When you have been exposed to trauma, and now you have some mental health issues, the parenting style may be different for people who are survivors as compared with people who are not. One of the chapters examines the concept of how the generations that have come after Pol Pot have been affected by their parents and are having different behaviors. In other words, they have different parenting strategies because of their experience and that translates into the next generation.
What are the treatments for post-traumatic stress disorder?
The book is a little bit unspecific on that point. When we are treating PTSD in mental health in the West, there are some evidence-based practices that we understand, and we use medication and psychotherapy. The specific concept that is used in mental health in the United States may not always be 100 percent applicable in Cambodia.
In Cambodia, it is not necessarily just a mental health issue; it’s beyond mental health. Many people who are affected by trauma would never think to go to a psychiatrist or a psychologist, but in fact they would go to a “kru” or go to a monk. There really needs to be a hybridized approach to address this problem in Cambodia, because if you just put money into the mental health system and just expect people to show up at the office of a psychiatrist, we are not necessarily going to see that. But there really needs to be some dialogue between disciplines.

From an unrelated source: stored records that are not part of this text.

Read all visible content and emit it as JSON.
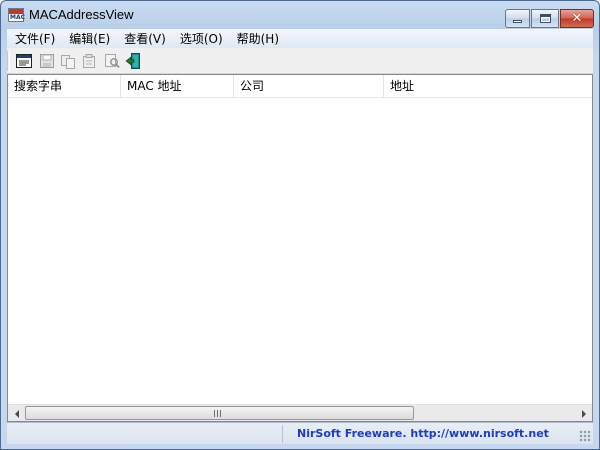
{
  "window": {
    "title": "MACAddressView",
    "icon_name": "mac-app-icon",
    "icon_text": "MAC",
    "controls": {
      "minimize": "minimize-icon",
      "maximize": "maximize-icon",
      "close": "close-icon",
      "close_glyph": "✕"
    }
  },
  "menu": {
    "items": [
      {
        "label": "文件(F)"
      },
      {
        "label": "编辑(E)"
      },
      {
        "label": "查看(V)"
      },
      {
        "label": "选项(O)"
      },
      {
        "label": "帮助(H)"
      }
    ]
  },
  "toolbar": {
    "buttons": [
      {
        "icon": "html-report-icon",
        "enabled": true
      },
      {
        "icon": "save-icon",
        "enabled": false
      },
      {
        "icon": "copy-icon",
        "enabled": false
      },
      {
        "icon": "properties-icon",
        "enabled": false
      },
      {
        "icon": "find-icon",
        "enabled": false
      },
      {
        "icon": "exit-icon",
        "enabled": true
      }
    ]
  },
  "list": {
    "columns": [
      {
        "label": "搜索字串"
      },
      {
        "label": "MAC 地址"
      },
      {
        "label": "公司"
      },
      {
        "label": "地址"
      }
    ],
    "rows": []
  },
  "statusbar": {
    "left_text": "",
    "link_text": "NirSoft Freeware.  http://www.nirsoft.net",
    "link_color": "#1a3cc9"
  },
  "colors": {
    "close_button": "#c03b27",
    "window_frame": "#c5d8ef"
  }
}
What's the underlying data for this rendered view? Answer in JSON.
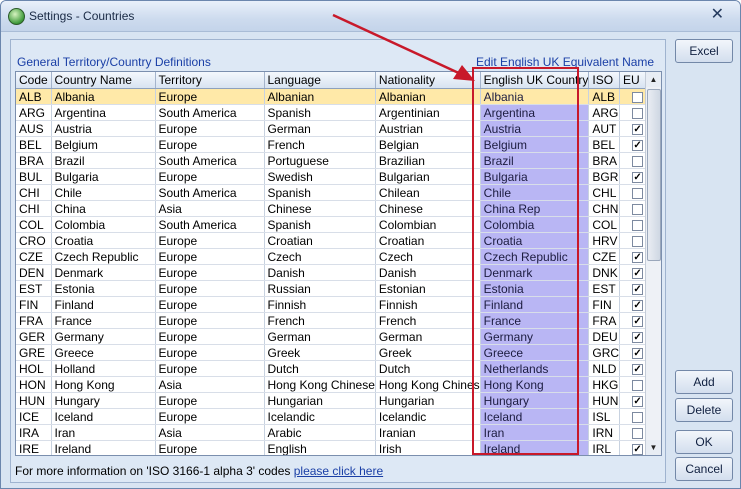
{
  "window": {
    "title": "Settings - Countries",
    "close_glyph": "✕"
  },
  "panel": {
    "left_label": "General Territory/Country Definitions",
    "right_label": "Edit English UK Equivalent Name"
  },
  "columns": {
    "code": "Code",
    "country": "Country Name",
    "territory": "Territory",
    "language": "Language",
    "nationality": "Nationality",
    "english": "English UK Country",
    "iso": "ISO",
    "eu": "EU"
  },
  "rows": [
    {
      "code": "ALB",
      "country": "Albania",
      "territory": "Europe",
      "language": "Albanian",
      "nationality": "Albanian",
      "english": "Albania",
      "iso": "ALB",
      "eu": false,
      "selected": true
    },
    {
      "code": "ARG",
      "country": "Argentina",
      "territory": "South America",
      "language": "Spanish",
      "nationality": "Argentinian",
      "english": "Argentina",
      "iso": "ARG",
      "eu": false
    },
    {
      "code": "AUS",
      "country": "Austria",
      "territory": "Europe",
      "language": "German",
      "nationality": "Austrian",
      "english": "Austria",
      "iso": "AUT",
      "eu": true
    },
    {
      "code": "BEL",
      "country": "Belgium",
      "territory": "Europe",
      "language": "French",
      "nationality": "Belgian",
      "english": "Belgium",
      "iso": "BEL",
      "eu": true
    },
    {
      "code": "BRA",
      "country": "Brazil",
      "territory": "South America",
      "language": "Portuguese",
      "nationality": "Brazilian",
      "english": "Brazil",
      "iso": "BRA",
      "eu": false
    },
    {
      "code": "BUL",
      "country": "Bulgaria",
      "territory": "Europe",
      "language": "Swedish",
      "nationality": "Bulgarian",
      "english": "Bulgaria",
      "iso": "BGR",
      "eu": true
    },
    {
      "code": "CHI",
      "country": "Chile",
      "territory": "South America",
      "language": "Spanish",
      "nationality": "Chilean",
      "english": "Chile",
      "iso": "CHL",
      "eu": false
    },
    {
      "code": "CHI",
      "country": "China",
      "territory": "Asia",
      "language": "Chinese",
      "nationality": "Chinese",
      "english": "China Rep",
      "iso": "CHN",
      "eu": false
    },
    {
      "code": "COL",
      "country": "Colombia",
      "territory": "South America",
      "language": "Spanish",
      "nationality": "Colombian",
      "english": "Colombia",
      "iso": "COL",
      "eu": false
    },
    {
      "code": "CRO",
      "country": "Croatia",
      "territory": "Europe",
      "language": "Croatian",
      "nationality": "Croatian",
      "english": "Croatia",
      "iso": "HRV",
      "eu": false
    },
    {
      "code": "CZE",
      "country": "Czech Republic",
      "territory": "Europe",
      "language": "Czech",
      "nationality": "Czech",
      "english": "Czech Republic",
      "iso": "CZE",
      "eu": true
    },
    {
      "code": "DEN",
      "country": "Denmark",
      "territory": "Europe",
      "language": "Danish",
      "nationality": "Danish",
      "english": "Denmark",
      "iso": "DNK",
      "eu": true
    },
    {
      "code": "EST",
      "country": "Estonia",
      "territory": "Europe",
      "language": "Russian",
      "nationality": "Estonian",
      "english": "Estonia",
      "iso": "EST",
      "eu": true
    },
    {
      "code": "FIN",
      "country": "Finland",
      "territory": "Europe",
      "language": "Finnish",
      "nationality": "Finnish",
      "english": "Finland",
      "iso": "FIN",
      "eu": true
    },
    {
      "code": "FRA",
      "country": "France",
      "territory": "Europe",
      "language": "French",
      "nationality": "French",
      "english": "France",
      "iso": "FRA",
      "eu": true
    },
    {
      "code": "GER",
      "country": "Germany",
      "territory": "Europe",
      "language": "German",
      "nationality": "German",
      "english": "Germany",
      "iso": "DEU",
      "eu": true
    },
    {
      "code": "GRE",
      "country": "Greece",
      "territory": "Europe",
      "language": "Greek",
      "nationality": "Greek",
      "english": "Greece",
      "iso": "GRC",
      "eu": true
    },
    {
      "code": "HOL",
      "country": "Holland",
      "territory": "Europe",
      "language": "Dutch",
      "nationality": "Dutch",
      "english": "Netherlands",
      "iso": "NLD",
      "eu": true
    },
    {
      "code": "HON",
      "country": "Hong Kong",
      "territory": "Asia",
      "language": "Hong Kong Chinese",
      "nationality": "Hong Kong Chines",
      "english": "Hong Kong",
      "iso": "HKG",
      "eu": false
    },
    {
      "code": "HUN",
      "country": "Hungary",
      "territory": "Europe",
      "language": "Hungarian",
      "nationality": "Hungarian",
      "english": "Hungary",
      "iso": "HUN",
      "eu": true
    },
    {
      "code": "ICE",
      "country": "Iceland",
      "territory": "Europe",
      "language": "Icelandic",
      "nationality": "Icelandic",
      "english": "Iceland",
      "iso": "ISL",
      "eu": false
    },
    {
      "code": "IRA",
      "country": "Iran",
      "territory": "Asia",
      "language": "Arabic",
      "nationality": "Iranian",
      "english": "Iran",
      "iso": "IRN",
      "eu": false
    },
    {
      "code": "IRE",
      "country": "Ireland",
      "territory": "Europe",
      "language": "English",
      "nationality": "Irish",
      "english": "Ireland",
      "iso": "IRL",
      "eu": true
    }
  ],
  "scrollbar": {
    "up_glyph": "▲",
    "down_glyph": "▼"
  },
  "footer": {
    "text": "For more information on 'ISO 3166-1 alpha 3' codes ",
    "link": "please click here"
  },
  "buttons": {
    "excel": "Excel",
    "add": "Add",
    "delete": "Delete",
    "ok": "OK",
    "cancel": "Cancel"
  },
  "annotation": {
    "highlight_color": "#c8192a",
    "column_color": "#b9b6f4",
    "selected_row_color": "#ffe9a8"
  }
}
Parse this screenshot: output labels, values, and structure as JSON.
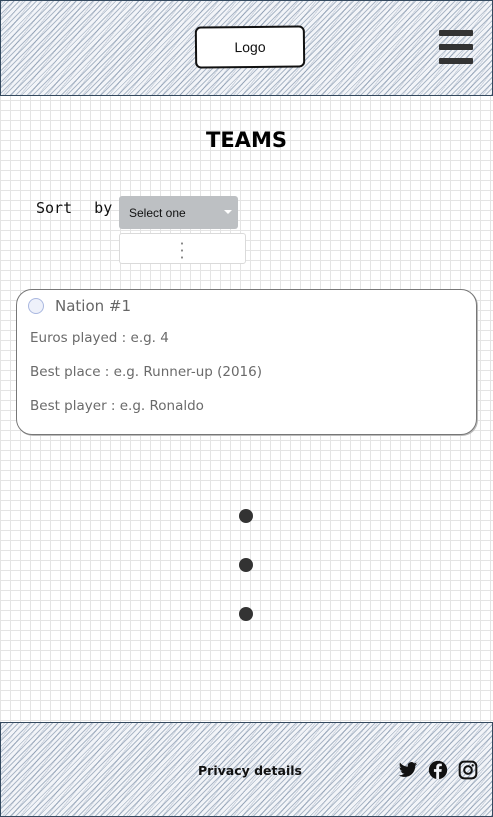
{
  "header": {
    "logo": "Logo",
    "menu_icon": "hamburger-icon"
  },
  "page": {
    "title": "TEAMS"
  },
  "sort": {
    "label": "Sort  by",
    "selected": "Select one",
    "caret_icon": "caret-down-icon",
    "list_icon": "vertical-dots-icon"
  },
  "team_card": {
    "radio_icon": "radio-icon",
    "title": "Nation #1",
    "euros_played": "Euros played : e.g. 4",
    "best_place": "Best place : e.g. Runner-up (2016)",
    "best_player": "Best player : e.g. Ronaldo"
  },
  "more_indicator_icon": "ellipsis-vertical-icon",
  "footer": {
    "privacy": "Privacy details",
    "social": [
      {
        "name": "twitter-icon"
      },
      {
        "name": "facebook-icon"
      },
      {
        "name": "instagram-icon"
      }
    ]
  },
  "colors": {
    "border": "#34495e",
    "select_bg": "#bdc0c3",
    "text_dark": "#111111",
    "text_muted": "#6a6a6a",
    "dot": "#333333"
  }
}
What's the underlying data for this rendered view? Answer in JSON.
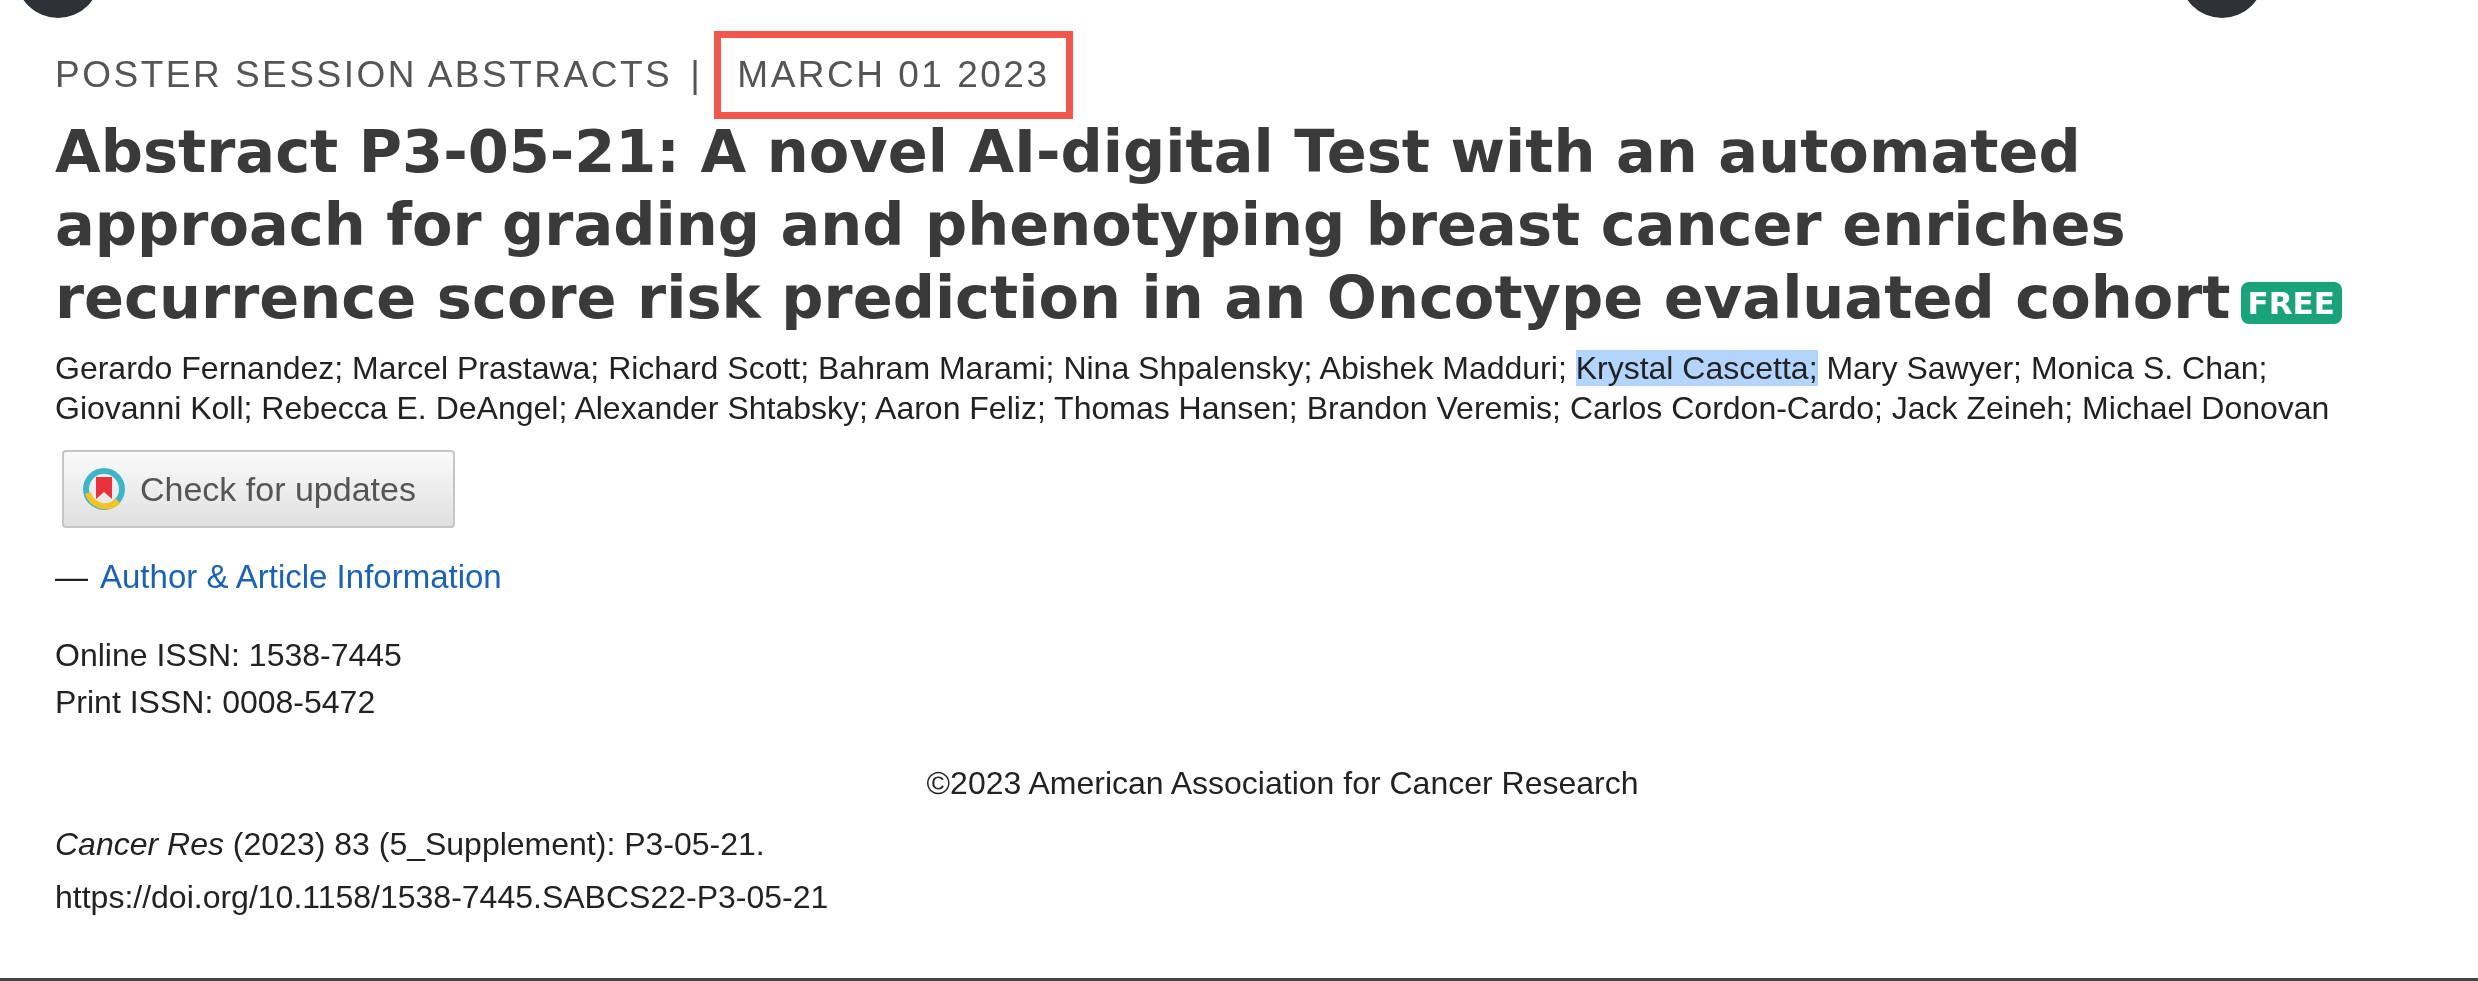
{
  "header": {
    "category": "POSTER SESSION ABSTRACTS",
    "separator": "|",
    "date": "MARCH 01 2023",
    "date_highlighted": true
  },
  "title": "Abstract P3-05-21: A novel AI-digital Test with an automated approach for grading and phenotyping breast cancer enriches recurrence score risk prediction in an Oncotype evaluated cohort",
  "badge": "FREE",
  "authors": [
    {
      "name": "Gerardo Fernandez;",
      "selected": false
    },
    {
      "name": "Marcel Prastawa;",
      "selected": false
    },
    {
      "name": "Richard Scott;",
      "selected": false
    },
    {
      "name": "Bahram Marami;",
      "selected": false
    },
    {
      "name": "Nina Shpalensky;",
      "selected": false
    },
    {
      "name": "Abishek Madduri;",
      "selected": false
    },
    {
      "name": "Krystal Cascetta;",
      "selected": true
    },
    {
      "name": "Mary Sawyer;",
      "selected": false
    },
    {
      "name": "Monica S. Chan;",
      "selected": false
    },
    {
      "name": "Giovanni Koll;",
      "selected": false
    },
    {
      "name": "Rebecca E. DeAngel;",
      "selected": false
    },
    {
      "name": "Alexander Shtabsky;",
      "selected": false
    },
    {
      "name": "Aaron Feliz;",
      "selected": false
    },
    {
      "name": "Thomas Hansen;",
      "selected": false
    },
    {
      "name": "Brandon Veremis;",
      "selected": false
    },
    {
      "name": "Carlos Cordon-Cardo;",
      "selected": false
    },
    {
      "name": "Jack Zeineh;",
      "selected": false
    },
    {
      "name": "Michael Donovan",
      "selected": false
    }
  ],
  "update_button": {
    "label": "Check for updates"
  },
  "info_toggle": {
    "symbol": "—",
    "label": "Author & Article Information"
  },
  "issn": [
    "Online ISSN: 1538-7445",
    "Print ISSN: 0008-5472"
  ],
  "copyright": "©2023 American Association for Cancer Research",
  "citation": "*Cancer Res* (2023) 83 (5_Supplement): P3-05-21.",
  "doi": "https://doi.org/10.1158/1538-7445.SABCS22-P3-05-21"
}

Is it that people don’t understand PTSD, or that they better trust traditional means of treatment?
I think both are true. First of all, there is a large stigma around mental health in Cambodia—and also other places. They don’t know that they have a disease that would be something that could be treated by a psychiatrist or psychologist, but in fact, very often they are going to religion or to folk medicine or even the primary care doctors.
The other issue is access. If somebody who lives in the countryside in Cambodia did recognize their symptoms as a mental health disorder, and they wanted to get treatment in mental health, really there is no access to it. The people would not understand that mental health disorder, because there is not a very good public advocacy campaign to explain what mental health is.
What is the role of the tribunal in helping address this problem?
One of the things that the prosecutors did in the opening day of the trial was to talk about the potential reparations that may come out of the court, and one of the reparations that was suggested was the improvement in the resources for mental health. And as far as I know, this has not been suggested as a reparation in other courts like this one. I don’t think the court is going to create a mental health clinic, but the court could be an advocacy piece.
If the court finds at the end that reparations are important and that mental health should be considered, reparation could be directed at the government to make changes or improve the status of mental health delivery, or to the international community, to say, Cambodia has been struggling with this issue and the court has recognized this and recommends that international donors consider more funding toward this issue of trauma mental health, which is really behind many social problems that are happening in contemporary Cambodia.
Where will the book be distributed?
The book will be distributed in Cambodia. There are specific targets where we are trying to make the book available for free, but for other people, they’ll have to buy it through the Documentation Center of Cambodia. In order to have powerful advocacy, you have to make your information available. Some specific parts of the book are being translated into Khmer. Some of the concepts and recommendations that we made will definitely be translated into Khmer.